Advantages and Positives The primary advantage is that I reviewed only 1% of the documents in order to exclude 89% (or 428,948 documents) as non-responsive and/or unusable. Although document review rates vary, let us make a reasonable assumption that a reviewer can review 50 documents per hour for 8 hours per day (400 documents per day), 5 days per week (2,000 documents per week), at a cost of $30.00 per hour. It would take a team of 40 reviewers 6 weeks to review all 482,576 documents at a cost of $288,000. Even if you double the review rate such that a reviewer can review 100 documents per hour, it would still take a team of 40 reviewers 3 weeks to review all the documents at a cost of $144,000. That’s a significant expenditure of time and money. However, if the firm uses the TAR process similar to the example herein, then the firm could have their SME review 1% of the total documents for the TAR process. Most likely, and because TAR only looks at responsiveness, the SME will review the documents in a very short amount of time. Indeed, I was able to review a batch of 50 documents for responsiveness at a rate of 20 minutes per batch. If a firm’s SME could review the same 5,265 documents at the same rate, the SME would be able to review 1,200 documents per 8-hour day and complete their portion of the review in less than 4.5 days. Assume the SME’s time is billed at $300 per hour, and the resulting cost is $10,800.

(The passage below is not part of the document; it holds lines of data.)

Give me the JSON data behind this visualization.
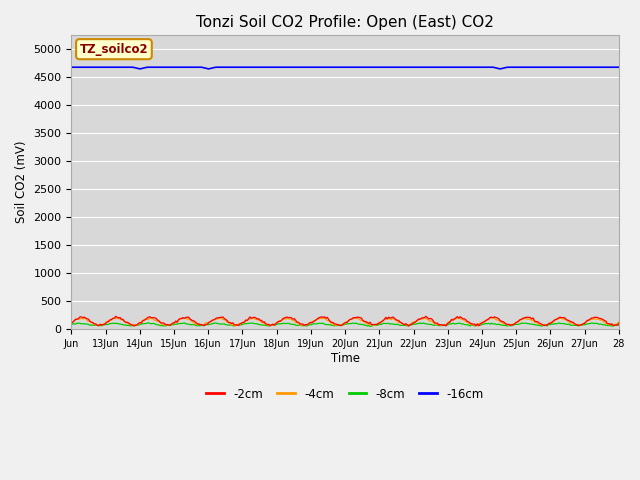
{
  "title": "Tonzi Soil CO2 Profile: Open (East) CO2",
  "ylabel": "Soil CO2 (mV)",
  "xlabel": "Time",
  "watermark": "TZ_soilco2",
  "ylim": [
    0,
    5250
  ],
  "yticks": [
    0,
    500,
    1000,
    1500,
    2000,
    2500,
    3000,
    3500,
    4000,
    4500,
    5000
  ],
  "x_labels": [
    "Jun",
    "13Jun",
    "14Jun",
    "15Jun",
    "16Jun",
    "17Jun",
    "18Jun",
    "19Jun",
    "20Jun",
    "21Jun",
    "22Jun",
    "23Jun",
    "24Jun",
    "25Jun",
    "26Jun",
    "27Jun",
    "28"
  ],
  "colors": {
    "-2cm": "#ff0000",
    "-4cm": "#ff9900",
    "-8cm": "#00cc00",
    "-16cm": "#0000ff"
  },
  "background_color": "#d8d8d8",
  "fig_background": "#f0f0f0",
  "title_fontsize": 11,
  "tick_fontsize": 7,
  "legend_labels": [
    "-2cm",
    "-4cm",
    "-8cm",
    "-16cm"
  ],
  "legend_colors": [
    "#ff0000",
    "#ff9900",
    "#00cc00",
    "#0000ff"
  ],
  "line_16cm_value": 4680,
  "line_16cm_dips": [
    48,
    96,
    300
  ],
  "line_2cm_mean": 140,
  "line_2cm_amp": 70,
  "line_4cm_mean": 130,
  "line_4cm_amp": 60,
  "line_8cm_mean": 80,
  "line_8cm_amp": 20
}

Then, the firm could prioritize the 53,628 “responsive” documents which could be reviewed by 40 reviewers within 3.5 days (at a rate of 50 documents per hour) at a cost of $33,600. If those reviewers can double their review rate to 100 documents per hour, the top priority “responsive” documents would be reviewed within 13.4 hours at a cost of $16,080. Even including the SME’s time and expense, the review process of the “responsive” documents could complete within 8 days for less than $45,000. Additionally, if the firm took steps to quickly exclude data debris early on, the firm could further reduce the total number of documents that would be utilized in the TAR process and further cut down on total time and costs spent reviewing the “non-responsive” documents, assuming they choose to review the non-responsive documents.

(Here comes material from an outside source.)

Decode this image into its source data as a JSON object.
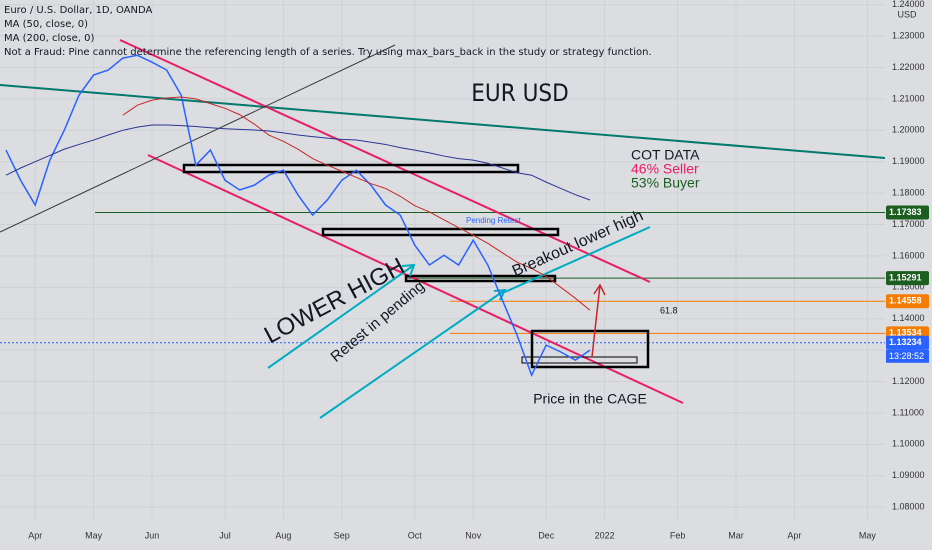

If the Enron TAR project were a real case, I would make an effort to cull out data debris by building a more narrow analytics index that excluded certain document types and “noise” or “stop” words (commonly used words that should be ignored such as the, and, in, or of). I would consider running the index off certain sub-clusters rather than the entire case cluster. Then, I would perform the TAR process and, finally, batch out the “responsive” emails and Word documents as high priority, the rest of the “responsive” documents as medium priority, and all the “non-responsive” documents as low priority.

Page 18 of 18

Conclusion

Overall, a firm faced with the time and costs associated with reviewing several hundred thousand documents would find the TAR process helpful. The time spent on TAR is minimal compared to the time and expense that would be spent performing a linear human review on nearly half a million documents. TAR saves an enormous amount of time and costs when 89% of the documents are excluded as non-responsive or low priority. Even if those non-responsive documents are eventually reviewed, there is great benefit in quickly identifying and reviewing the small number of top priority documents first.